Officials Target Cause of 'Mystery' Disease

Virus Suspected in Outbreak of Pneumonia-Like Illness

A woman wears a gas mask as she walks outside Hong Kong's Prince of Wales hospital.

A woman wears a gas mask as she walks outside Hong Kong's Prince of Wales hospital, where patients diagnosed with a mysterious pneumonia-like disease are treated. Reuters hide caption

itoggle caption Reuters

The Facts on SARS

A new form of pneumonia has spread around the world over the past month. Here is what health officials know so far about the disease, called Severe Acute Respiratory Syndrome, or SARS:

Symptoms: Fever, cough, shortness of breath or difficulty breathing.

Cause: Evidence suggests a virus is the cause.

Incubation: Symptoms start showing about 2 to 7 days after a person is infected.

Cases: More than 260 suspected cases and nine deaths have been reported in China, Singapore, Thailand, Vietnam, Germany, the United States, the United Kingdom and Canada.

How it's spread: Through close or direct contact.

Health officials advise anyone with the above symptoms to seek treatment, and let doctors know if they've traveled recently.

Sources: CDC, WHO

An outbreak of a new type of pneumonia known as Severe Acute Respiratory Syndrome, or SARS, is on its way to containment, at least outside of Asia, according to the World Health Organization.

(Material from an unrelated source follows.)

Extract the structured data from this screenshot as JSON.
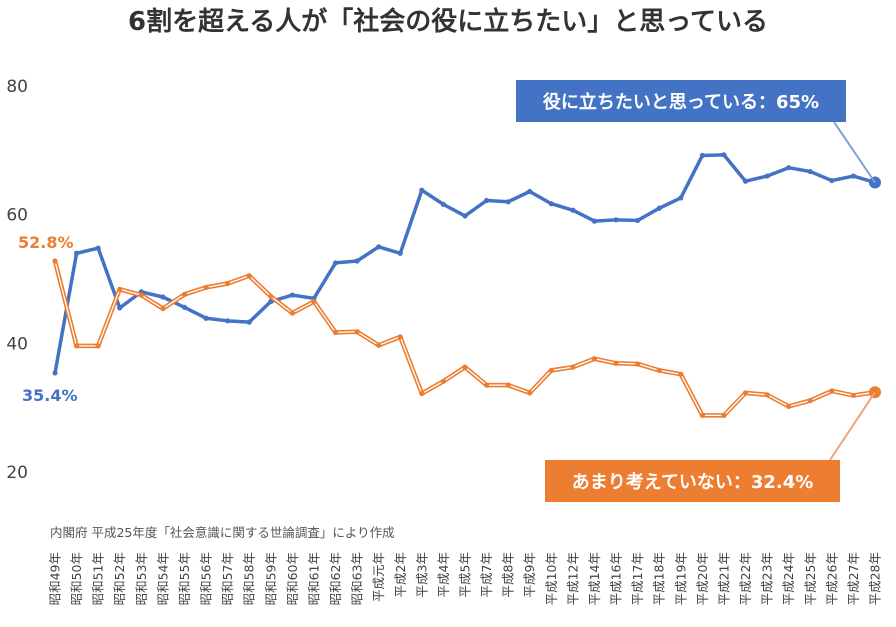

Meanwhile, scientists have found evidence that a virus is possibly the cause of the disease. NPR's Patricia Neighmond reports.

Microbiologists in Hong Kong and Germany used powerful electron microscopes to hunt for unusual organisms in samples from SARS patients. The researchers say a virus similar in shape to viruses that cause measles and mumps may be the cause. It's known as a paramyxovirus. But the Centers for Disease Control and Prevention in Atlanta caution more work needs to be done to determine if the virus is responsible.

So far, the World Health Organization has identified more than 260 suspected SARS cases, and nine people have died. Symptoms of the disease include a sudden high fever, a dry cough and difficulty breathing. Most of those infected live in Southeast Asia, have recently traveled there or live with someone who recently traveled there.

The World Health Organization's Dr. David Heyman says the global alert sent out nearly a week ago has worked remarkably well to help contain the outbreak. He says new cases continue to surface, but country health officials are isolating them properly and staving off further transmission.

In the United States, federal officials have identified 11 possible cases of SARS. Labs at the CDC are analyzing specimens.

Although there are no definitive answers about the disease yet, health officials worldwide agree: SARS is likely a naturally occurring outbreak not an intentional bio-terrorist act.